Resumo criado por JUSTICIA, o assistente de inteligência artificial do Jus.

Examina-se a aplicação, na seara disciplinar, do entendimento adotado pelos Tribunais Superiores em relação ao momento do interrogatório, notadamente quando incidentes leis especiais.

Uma nova concepção constitucional de Ampla Defesa e seus reflexos sobre as legislações infraconstitucionais é um tema ainda inexplorado no Direito Administrativo Disciplinar.

Na seara penal, em contrapartida, recentes decisões adotadas por Tribunais Superiores estenderam a regra contida no art. 400, do Código de Processo Penal para todas as legislações especiais.

A eventual extensão dessa regra para os processos administrativos disciplinares é o objeto de reflexão no presente artigo.

I - DA EVOLUÇÃO DO DIREITO DE DEFESA NAS CONSTITUIÇÕES BRASILEIRAS

Não chega a ser exagero afirmar que, entre as Constituições brasileiras, quando da abordagem do delicado tema acerca da expulsão de um servidor dos quadros do serviço público, há uma espécie de tradição, na qual se verifica a exigência de observância ao Direito de Defesa.
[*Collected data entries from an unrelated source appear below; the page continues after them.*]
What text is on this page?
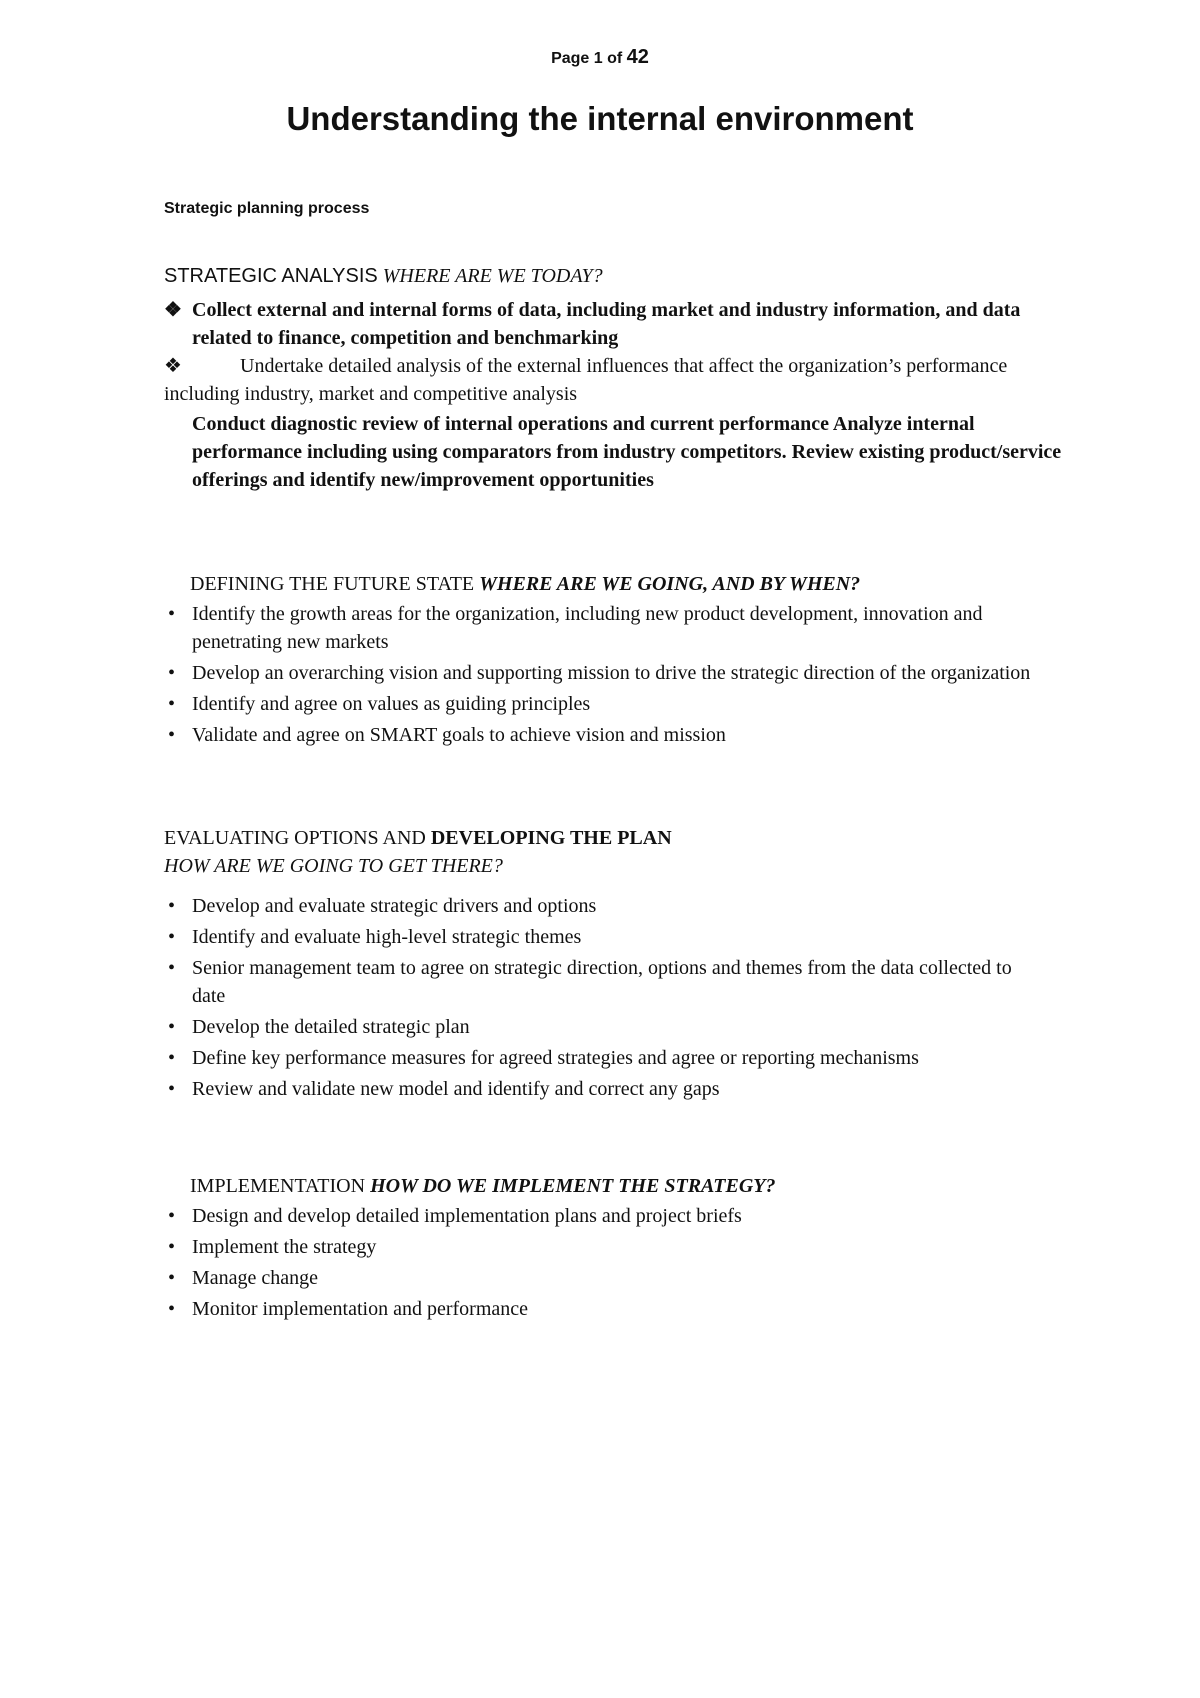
Page 1 of 42
Understanding the internal environment
Strategic planning process
STRATEGIC ANALYSIS WHERE ARE WE TODAY?
❖ Collect external and internal forms of data, including market and industry information, and data related to finance, competition and benchmarking
❖	Undertake detailed analysis of the external influences that affect the organization’s performance including industry, market and competitive analysis
Conduct diagnostic review of internal operations and current performance Analyze internal performance including using comparators from industry competitors. Review existing product/service offerings and identify new/improvement opportunities
DEFINING THE FUTURE STATE WHERE ARE WE GOING, AND BY WHEN?
• Identify the growth areas for the organization, including new product development, innovation and penetrating new markets
• Develop an overarching vision and supporting mission to drive the strategic direction of the organization
• Identify and agree on values as guiding principles
• Validate and agree on SMART goals to achieve vision and mission
EVALUATING OPTIONS AND DEVELOPING THE PLAN
HOW ARE WE GOING TO GET THERE?
• Develop and evaluate strategic drivers and options
• Identify and evaluate high-level strategic themes
• Senior management team to agree on strategic direction, options and themes from the data collected to date
• Develop the detailed strategic plan
• Define key performance measures for agreed strategies and agree or reporting mechanisms
• Review and validate new model and identify and correct any gaps
IMPLEMENTATION HOW DO WE IMPLEMENT THE STRATEGY?
• Design and develop detailed implementation plans and project briefs
• Implement the strategy
• Manage change
• Monitor implementation and performance
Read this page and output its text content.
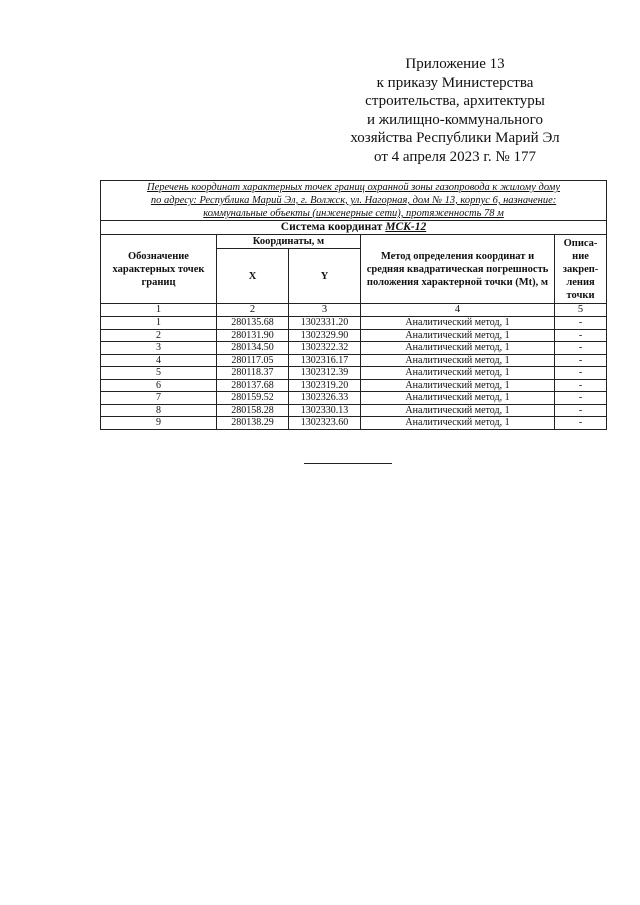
Приложение 13
к приказу Министерства
строительства, архитектуры
и жилищно-коммунального
хозяйства Республики Марий Эл
от 4 апреля 2023 г. № 177
Перечень координат характерных точек границ охранной зоны газопровода к жилому дому
по адресу: Республика Марий Эл, г. Волжск, ул. Нагорная, дом № 13, корпус 6, назначение:
коммунальные объекты (инженерные сети), протяженность 78 м				

Система координат МСК-12				
Обозначение характерных точек границ	Координаты, м		Метод определения координат и средняя квадратическая погрешность положения характерной точки (Mt), м	Описа-ние закреп-ления точки
	X	Y		
1	2	3	4	5
1	280135.68	1302331.20	Аналитический метод, 1	-
2	280131.90	1302329.90	Аналитический метод, 1	-
3	280134.50	1302322.32	Аналитический метод, 1	-
4	280117.05	1302316.17	Аналитический метод, 1	-
5	280118.37	1302312.39	Аналитический метод, 1	-
6	280137.68	1302319.20	Аналитический метод, 1	-
7	280159.52	1302326.33	Аналитический метод, 1	-
8	280158.28	1302330.13	Аналитический метод, 1	-
9	280138.29	1302323.60	Аналитический метод, 1	-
Tome-se como primeiro e mais distante exemplo, a Constituição de 1.937, cujo direito de defesa já era expressamente previsto; in verbis:

art. 156 -

c) os funcionários públicos, depois de dois anos, quando nomeados em virtude de concurso de provas, e, em todos os casos, depois de dez anos de exercício, só poderão ser exonerados em virtude de sentença judiciária ou mediante processo administrativo, em que sejam ouvidos e possam defender-se...” (g.n.)

É fato que o conceito de defesa, nas constituições seguintes, sofreu sensíveis evoluções, máxime em relação à sua amplitude. Nesse sentido, a Constituição de 1.946, em seu art. 189, inciso II, passou a adotar a consagrada expressão ampla defesa; a saber:

Art 189 - Os funcionários públicos perderão o cargo:

II - quando estáveis, no caso do número anterior, no de se extinguir o cargo ou no de serem demitidos mediante processo administrativo em que se lhes tenha assegurado ampla defesa.” (g.n.)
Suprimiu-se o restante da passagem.